I did what I did with these people, and then I returned home to Mark, weak-kneed and wet, bleary-eyed and elated. I’m alive, I thought in that giddy, postsex daze. My mother’s death has taught me to live each day as if it were my last, I said to myself, latching on to the nearest cliché, and the one least true. I didn’t stop to think: What if it had been my last day? Did I wish to be sucking the cock of an Actually Pretty Famous Drummer Guy? I didn’t think to ask that because I didn’t want to think. When I did think, I thought, I cannot continue to live with out my mother.

I lied — sometimes to the people I messed around with (some of them, if they’d known I was married, would not have wanted to mess around with me), but mostly to Mark. I was not proud of myself. I was in love with him and wanted to be faithful to him and wanted to want to have sex with him, but something in me wouldn’t let me do it. We got into the habit of fucking in the middle of the night, both of us waking from a sound sleep to the reality of our bodies wet and hard and in the act. The sex lasted about thirty seconds, and we would almost always both come. It was intensely hot and strange and surreal and darkly funny and ultimately depressing. We never knew who started it. Neither of us recalled waking, reaching for each other. It was a shard of passion, and we held on to it. For a while it got us through.

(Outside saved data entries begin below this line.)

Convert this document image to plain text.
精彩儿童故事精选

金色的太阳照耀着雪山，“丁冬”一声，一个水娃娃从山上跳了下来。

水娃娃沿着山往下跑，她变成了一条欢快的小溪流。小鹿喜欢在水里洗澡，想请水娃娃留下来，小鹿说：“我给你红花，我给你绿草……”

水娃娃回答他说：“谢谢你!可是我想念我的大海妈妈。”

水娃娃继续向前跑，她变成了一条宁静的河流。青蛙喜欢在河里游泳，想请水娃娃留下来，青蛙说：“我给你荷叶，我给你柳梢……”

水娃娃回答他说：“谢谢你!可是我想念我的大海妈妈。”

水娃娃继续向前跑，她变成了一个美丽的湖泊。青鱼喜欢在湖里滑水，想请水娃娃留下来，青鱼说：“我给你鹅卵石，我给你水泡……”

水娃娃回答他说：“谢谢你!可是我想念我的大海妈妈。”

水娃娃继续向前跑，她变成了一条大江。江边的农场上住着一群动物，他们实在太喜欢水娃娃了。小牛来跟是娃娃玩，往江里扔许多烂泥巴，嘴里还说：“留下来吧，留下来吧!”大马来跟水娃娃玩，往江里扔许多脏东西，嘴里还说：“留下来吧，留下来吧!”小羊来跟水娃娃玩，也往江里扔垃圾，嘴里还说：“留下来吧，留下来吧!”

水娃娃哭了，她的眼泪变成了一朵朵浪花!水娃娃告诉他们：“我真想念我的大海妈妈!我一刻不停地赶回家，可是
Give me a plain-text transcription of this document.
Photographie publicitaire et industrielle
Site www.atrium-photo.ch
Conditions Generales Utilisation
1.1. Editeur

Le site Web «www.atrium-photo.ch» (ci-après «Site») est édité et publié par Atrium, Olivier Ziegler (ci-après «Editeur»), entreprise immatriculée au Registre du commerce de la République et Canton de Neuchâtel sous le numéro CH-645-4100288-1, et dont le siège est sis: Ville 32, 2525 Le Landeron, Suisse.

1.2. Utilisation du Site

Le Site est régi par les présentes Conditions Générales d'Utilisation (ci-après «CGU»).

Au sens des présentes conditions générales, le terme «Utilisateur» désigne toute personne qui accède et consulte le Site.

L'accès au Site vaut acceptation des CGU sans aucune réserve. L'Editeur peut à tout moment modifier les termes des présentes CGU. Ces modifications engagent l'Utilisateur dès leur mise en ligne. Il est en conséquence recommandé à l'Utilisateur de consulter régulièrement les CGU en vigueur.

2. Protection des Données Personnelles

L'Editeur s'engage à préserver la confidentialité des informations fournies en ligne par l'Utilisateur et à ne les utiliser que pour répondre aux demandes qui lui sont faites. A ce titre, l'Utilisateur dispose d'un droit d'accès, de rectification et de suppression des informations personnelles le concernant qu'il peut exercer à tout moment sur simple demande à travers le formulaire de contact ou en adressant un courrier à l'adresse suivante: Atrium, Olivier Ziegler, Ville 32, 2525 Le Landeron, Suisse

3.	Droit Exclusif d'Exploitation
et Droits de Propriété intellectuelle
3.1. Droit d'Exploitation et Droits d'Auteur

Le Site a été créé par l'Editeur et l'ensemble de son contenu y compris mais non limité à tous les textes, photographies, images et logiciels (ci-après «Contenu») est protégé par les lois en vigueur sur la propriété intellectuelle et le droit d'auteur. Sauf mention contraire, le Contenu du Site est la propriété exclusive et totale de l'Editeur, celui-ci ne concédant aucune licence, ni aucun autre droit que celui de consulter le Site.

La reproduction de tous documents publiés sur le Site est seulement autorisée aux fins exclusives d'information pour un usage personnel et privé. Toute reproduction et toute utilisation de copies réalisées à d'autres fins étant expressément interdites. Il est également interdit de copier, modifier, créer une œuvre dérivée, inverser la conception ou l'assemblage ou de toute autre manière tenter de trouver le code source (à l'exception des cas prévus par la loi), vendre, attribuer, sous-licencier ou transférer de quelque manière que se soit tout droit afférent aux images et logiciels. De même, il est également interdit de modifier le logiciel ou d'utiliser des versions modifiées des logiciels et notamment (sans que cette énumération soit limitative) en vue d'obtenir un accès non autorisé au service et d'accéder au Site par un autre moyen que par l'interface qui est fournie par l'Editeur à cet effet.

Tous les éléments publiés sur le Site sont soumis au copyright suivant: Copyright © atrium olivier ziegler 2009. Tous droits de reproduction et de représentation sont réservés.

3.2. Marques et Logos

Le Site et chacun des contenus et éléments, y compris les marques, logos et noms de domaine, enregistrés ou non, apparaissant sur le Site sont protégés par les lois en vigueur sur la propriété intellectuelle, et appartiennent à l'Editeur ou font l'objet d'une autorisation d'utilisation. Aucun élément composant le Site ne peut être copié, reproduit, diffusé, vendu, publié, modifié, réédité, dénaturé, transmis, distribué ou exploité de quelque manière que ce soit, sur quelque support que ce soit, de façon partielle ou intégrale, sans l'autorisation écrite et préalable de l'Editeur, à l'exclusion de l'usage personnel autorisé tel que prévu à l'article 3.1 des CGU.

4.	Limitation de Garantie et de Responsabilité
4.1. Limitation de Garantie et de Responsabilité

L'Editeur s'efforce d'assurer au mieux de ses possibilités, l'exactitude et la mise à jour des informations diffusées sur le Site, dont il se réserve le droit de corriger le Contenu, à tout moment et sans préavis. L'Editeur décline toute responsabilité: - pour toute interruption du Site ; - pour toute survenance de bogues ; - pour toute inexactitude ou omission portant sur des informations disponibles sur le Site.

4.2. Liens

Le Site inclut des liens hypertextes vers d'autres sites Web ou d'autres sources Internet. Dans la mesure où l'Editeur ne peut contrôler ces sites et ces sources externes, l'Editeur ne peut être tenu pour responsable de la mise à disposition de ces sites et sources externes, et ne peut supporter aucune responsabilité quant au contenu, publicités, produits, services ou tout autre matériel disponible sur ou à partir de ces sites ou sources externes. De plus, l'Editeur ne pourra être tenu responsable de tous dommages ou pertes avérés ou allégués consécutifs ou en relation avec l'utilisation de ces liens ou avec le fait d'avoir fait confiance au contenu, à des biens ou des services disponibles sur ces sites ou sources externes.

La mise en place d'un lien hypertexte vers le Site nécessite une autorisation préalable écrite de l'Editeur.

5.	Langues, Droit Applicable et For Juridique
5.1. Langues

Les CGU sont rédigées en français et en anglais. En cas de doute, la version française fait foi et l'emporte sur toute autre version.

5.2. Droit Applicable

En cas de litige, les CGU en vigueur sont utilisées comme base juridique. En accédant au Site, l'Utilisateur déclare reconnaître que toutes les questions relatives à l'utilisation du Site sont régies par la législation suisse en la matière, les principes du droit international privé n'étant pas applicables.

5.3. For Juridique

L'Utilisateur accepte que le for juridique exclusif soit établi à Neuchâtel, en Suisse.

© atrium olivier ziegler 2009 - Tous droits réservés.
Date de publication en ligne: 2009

We like to say how things are, perhaps because we hope that’s how they might actually be. We attempt to name, identify, and define the most mysterious of matters: sex, love, marriage, monogamy, infidelity, death, loss, grief. We want these things to have an order, an internal logic, and we also want them to be connected to one another. We want it to be true that if we cheat on our spouse, it means we no longer want to be married to him or her. We want it to be true that if someone we love dies, we simply have to pass through a series of phases, like an emotional obstacle course from which we will emerge happy and content, unharmed and unchanged.

After my mother died, everyone I knew wanted to tell me either about the worst breakup they’d had or all the people they’d known who’d died. I listened to a long, traumatic story about a girlfriend who suddenly moved to Ohio and to stories of grandfathers and old friends and people who lived down the block who were no longer among us. Rarely was this helpful.